Experts and regulators act against the material interests of the majority out of ignorance or because of globalization pressures… The actions of elites are drivers of development.
This crisis can be interpreted as an “elite debacle” building on analyses of the 2007 financial and economic crisis.
Palan describes the offshore economy as a result of a symbiotic relation between political and economic elites and does not only take up the dichotomy of market and state. According to Palan, the nation state can only act because the ruling elites wanted to avoid Conflict with financial backers and passed specific laws for international investors that led to a bifurcation of the legal system. Thorstein Veblen’s typology of the businessman – a central actor in capitalism – also explains the genesis and dynamic of the offshore economy.

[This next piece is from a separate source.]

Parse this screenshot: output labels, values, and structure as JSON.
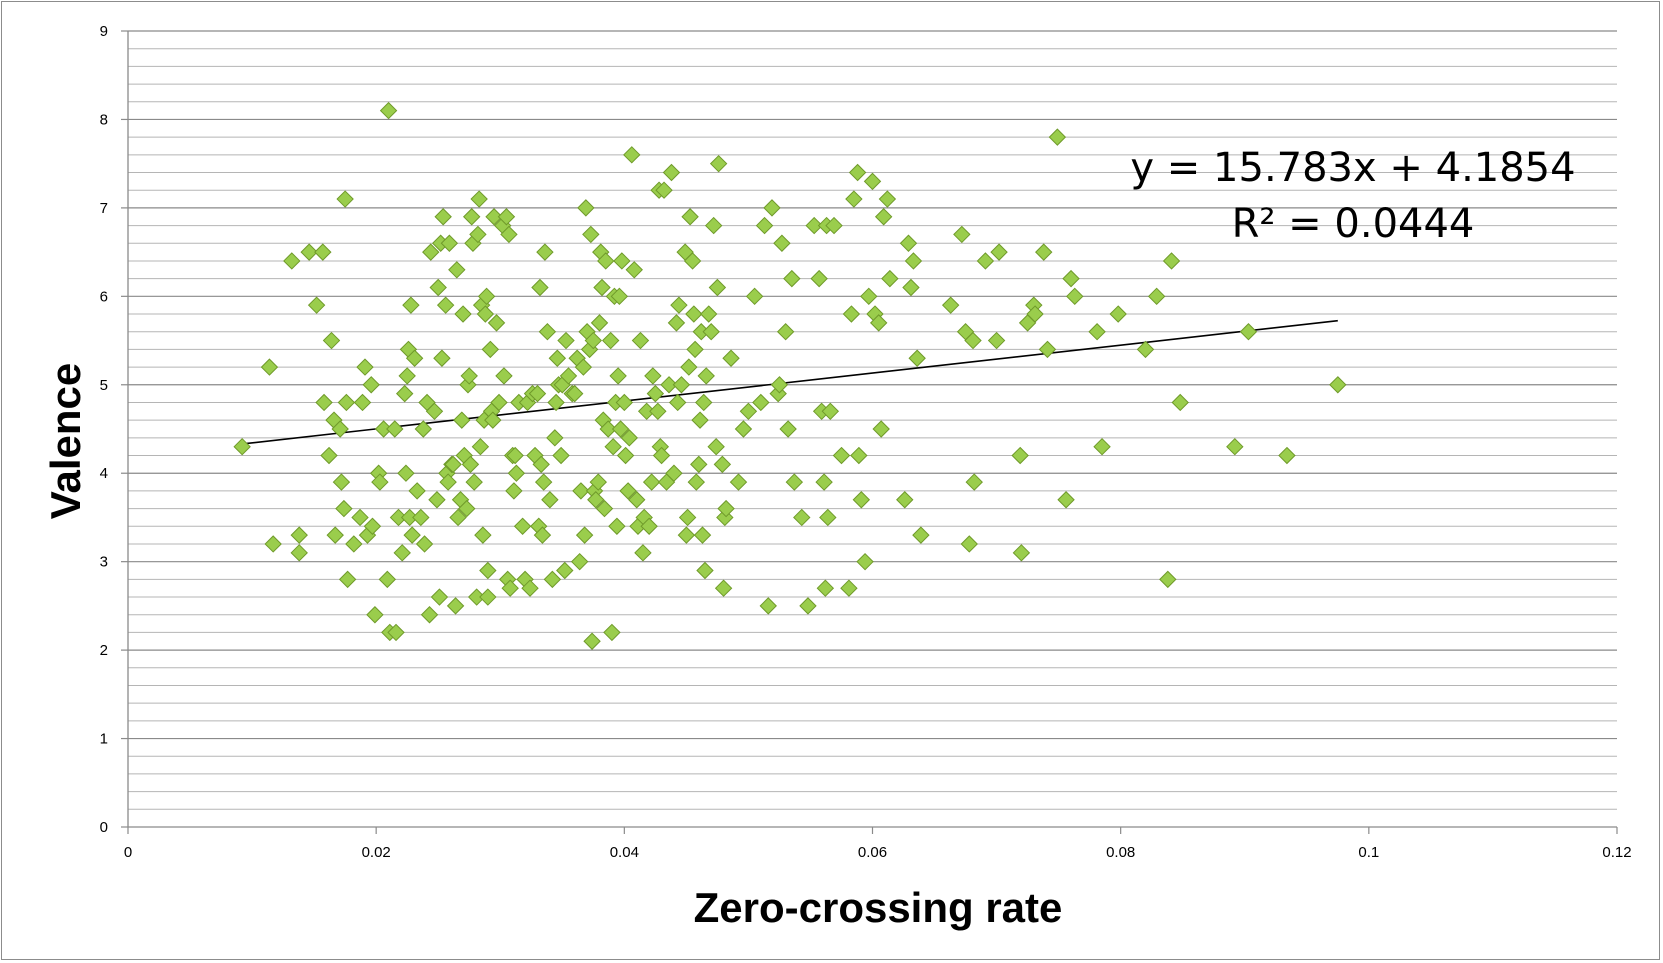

The businessman realizes profits through the principle of sabotage, namely by systematically cheating others. In the case of the offshore economy, laws are systematically used against the intention of the legislators (Palan and Nesvetailova 2011).

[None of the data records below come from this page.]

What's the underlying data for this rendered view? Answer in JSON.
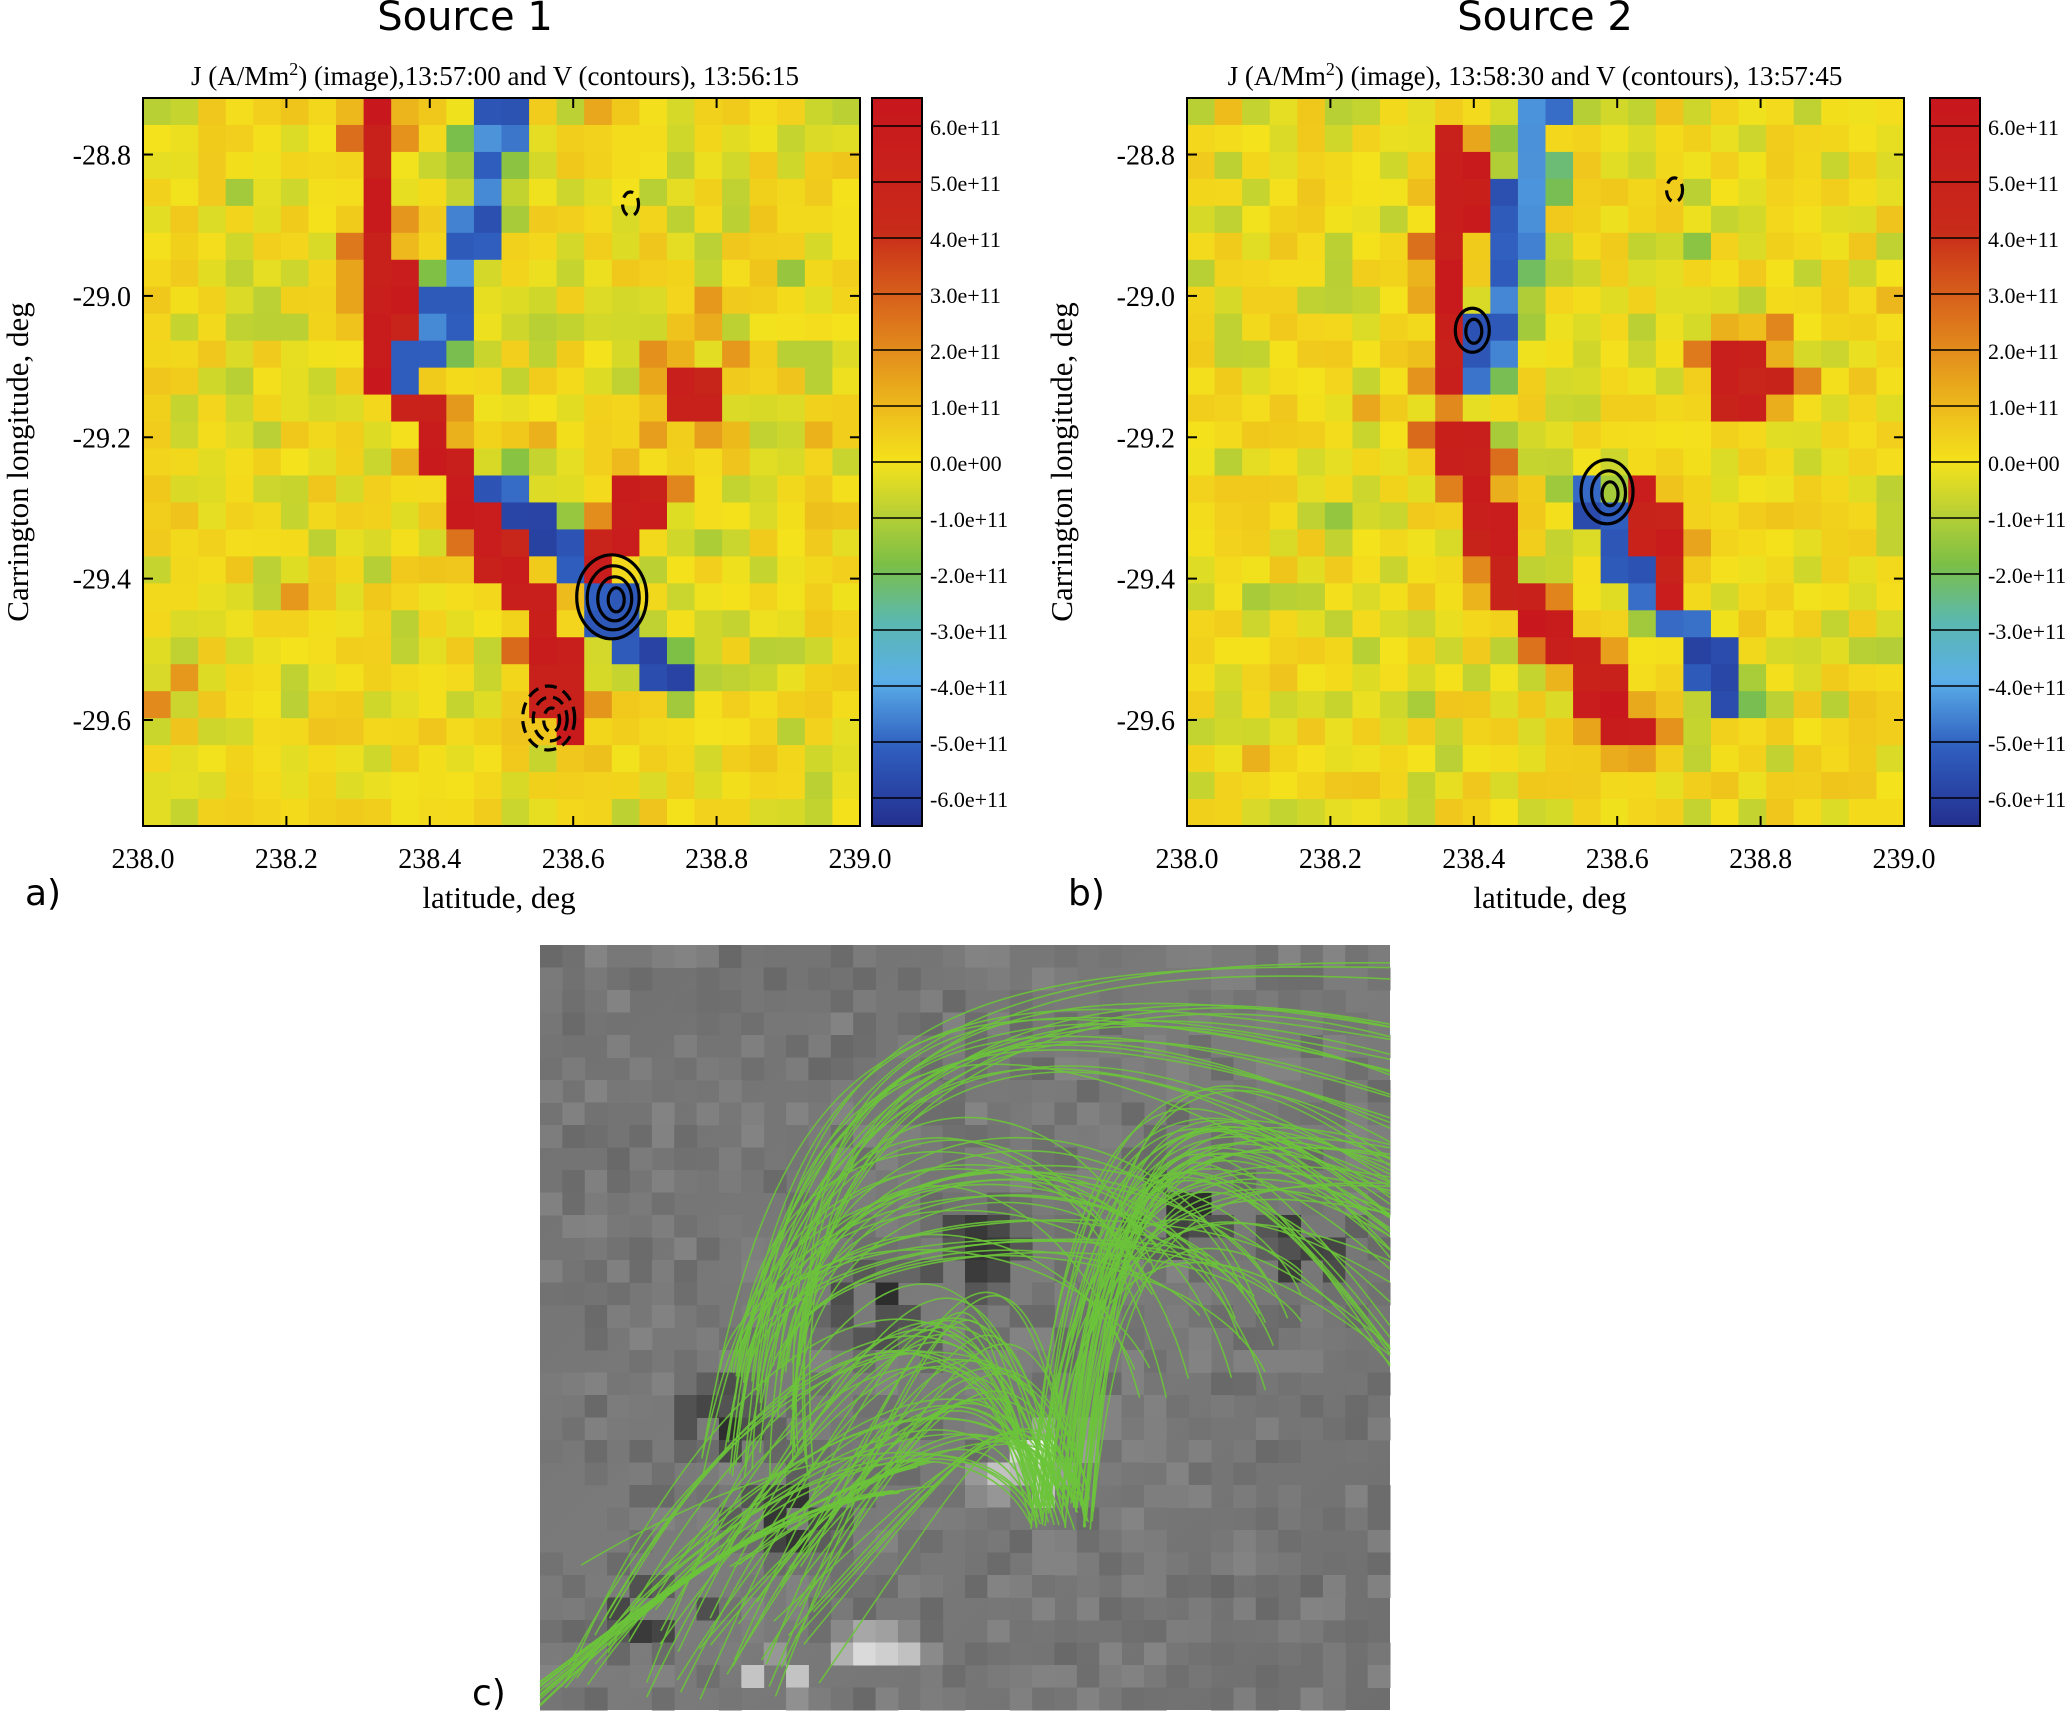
{
  "figure": {
    "panels": [
      {
        "id": "a",
        "letter": "a)",
        "source_title": "Source 1",
        "plot_title_prefix": "J (A/Mm",
        "plot_title_sup": "2",
        "plot_title_suffix": ") (image),13:57:00 and V (contours), 13:56:15",
        "xlabel": "latitude, deg",
        "ylabel": "Carrington longitude, deg",
        "xticks": [
          "238.0",
          "238.2",
          "238.4",
          "238.6",
          "238.8",
          "239.0"
        ],
        "yticks": [
          "-28.8",
          "-29.0",
          "-29.2",
          "-29.4",
          "-29.6"
        ]
      },
      {
        "id": "b",
        "letter": "b)",
        "source_title": "Source 2",
        "plot_title_prefix": "J (A/Mm",
        "plot_title_sup": "2",
        "plot_title_suffix": ") (image), 13:58:30 and V (contours), 13:57:45",
        "xlabel": "latitude, deg",
        "ylabel": "Carrington longitude, deg",
        "xticks": [
          "238.0",
          "238.2",
          "238.4",
          "238.6",
          "238.8",
          "239.0"
        ],
        "yticks": [
          "-28.8",
          "-29.0",
          "-29.2",
          "-29.4",
          "-29.6"
        ]
      }
    ],
    "colorbar_ticks": [
      "6.0e+11",
      "5.0e+11",
      "4.0e+11",
      "3.0e+11",
      "2.0e+11",
      "1.0e+11",
      "0.0e+00",
      "-1.0e+11",
      "-2.0e+11",
      "-3.0e+11",
      "-4.0e+11",
      "-5.0e+11",
      "-6.0e+11"
    ],
    "panel_c_letter": "c)",
    "colors": {
      "field_line": "#6cc43a",
      "positive_strong": "#c8161d",
      "zero": "#f4e21c",
      "negative_strong": "#232f8f"
    }
  },
  "chart_data": [
    {
      "type": "heatmap",
      "title": "J (A/Mm2) (image),13:57:00 and V (contours), 13:56:15",
      "xlabel": "latitude, deg",
      "ylabel": "Carrington longitude, deg",
      "xlim": [
        238.0,
        239.0
      ],
      "ylim": [
        -29.75,
        -28.72
      ],
      "color_range": [
        -650000000000.0,
        650000000000.0
      ],
      "features": [
        {
          "kind": "positive_strip",
          "points": [
            [
              238.33,
              -28.75
            ],
            [
              238.34,
              -29.1
            ]
          ],
          "value": 550000000000.0
        },
        {
          "kind": "negative_strip",
          "points": [
            [
              238.5,
              -28.72
            ],
            [
              238.48,
              -28.85
            ],
            [
              238.42,
              -29.05
            ],
            [
              238.38,
              -29.1
            ]
          ],
          "value": -450000000000.0
        },
        {
          "kind": "positive_strip",
          "points": [
            [
              238.38,
              -29.15
            ],
            [
              238.46,
              -29.3
            ],
            [
              238.55,
              -29.45
            ],
            [
              238.6,
              -29.62
            ]
          ],
          "value": 550000000000.0
        },
        {
          "kind": "negative_strip",
          "points": [
            [
              238.5,
              -29.28
            ],
            [
              238.62,
              -29.4
            ],
            [
              238.74,
              -29.55
            ]
          ],
          "value": -500000000000.0
        },
        {
          "kind": "positive_strip",
          "points": [
            [
              238.7,
              -29.28
            ],
            [
              238.64,
              -29.36
            ]
          ],
          "value": 500000000000.0
        },
        {
          "kind": "positive_blob",
          "points": [
            [
              238.77,
              -29.13
            ]
          ],
          "value": 500000000000.0
        }
      ],
      "contours": [
        {
          "style": "solid",
          "center": [
            238.66,
            -29.43
          ],
          "levels": 4
        },
        {
          "style": "dashed",
          "center": [
            238.57,
            -29.6
          ],
          "levels": 3
        },
        {
          "style": "dashed",
          "center": [
            238.68,
            -28.87
          ],
          "levels": 1
        }
      ]
    },
    {
      "type": "heatmap",
      "title": "J (A/Mm2) (image), 13:58:30 and V (contours), 13:57:45",
      "xlabel": "latitude, deg",
      "ylabel": "Carrington longitude, deg",
      "xlim": [
        238.0,
        239.0
      ],
      "ylim": [
        -29.75,
        -28.72
      ],
      "color_range": [
        -650000000000.0,
        650000000000.0
      ],
      "features": [
        {
          "kind": "positive_strip",
          "points": [
            [
              238.38,
              -28.8
            ],
            [
              238.36,
              -29.1
            ]
          ],
          "value": 550000000000.0
        },
        {
          "kind": "negative_strip",
          "points": [
            [
              238.5,
              -28.72
            ],
            [
              238.46,
              -28.9
            ],
            [
              238.42,
              -29.1
            ]
          ],
          "value": -450000000000.0
        },
        {
          "kind": "positive_strip",
          "points": [
            [
              238.38,
              -29.2
            ],
            [
              238.44,
              -29.4
            ],
            [
              238.54,
              -29.5
            ],
            [
              238.62,
              -29.62
            ]
          ],
          "value": 550000000000.0
        },
        {
          "kind": "negative_strip",
          "points": [
            [
              238.56,
              -29.28
            ],
            [
              238.64,
              -29.4
            ],
            [
              238.76,
              -29.56
            ]
          ],
          "value": -500000000000.0
        },
        {
          "kind": "positive_strip",
          "points": [
            [
              238.64,
              -29.28
            ],
            [
              238.68,
              -29.4
            ]
          ],
          "value": 500000000000.0
        },
        {
          "kind": "positive_blob",
          "points": [
            [
              238.78,
              -29.12
            ]
          ],
          "value": 500000000000.0
        }
      ],
      "contours": [
        {
          "style": "solid",
          "center": [
            238.59,
            -29.28
          ],
          "levels": 3
        },
        {
          "style": "solid",
          "center": [
            238.4,
            -29.05
          ],
          "levels": 2
        },
        {
          "style": "dashed",
          "center": [
            238.68,
            -28.85
          ],
          "levels": 1
        }
      ]
    }
  ]
}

Elite discourse exists in the realm of tax flight and tax avoidance… Oasis refers to a fruitful place in the wilderness. Tax paradise has positive connotations. The English term tax haven alludes to a haven as a protective space. The term offshore suggests an island off the coast and implies this is hard to reach. Different violent metaphors are frequently used with the term tax fraud or tax flight, persons breaking the law. Nature metaphors like the cash flow or money flow or capital as a timid deer make social institutions seem like natural laws. Counter-metaphors like shadow banks or black lists are hard to popularize and often are not accepted or are only known to insiders. One example is the term secrecy jurisdiction that the Tax Justice Network uses instead of the tax oasis with its positive connotations.… The case of tax havens also demonstrates that enlightenment and pressure can initiate a policy change if enough efforts are made…
Tax flight and tax avoidance should be prevented in the long-term. Questions of democratic control in complex societies are crucial. Questions of inequality, economic power and hegemonial thinking focus on the pressure on legal systems and privileges for the economically favored. Combating the offshore economy is a social project and not only a political-technical challenge.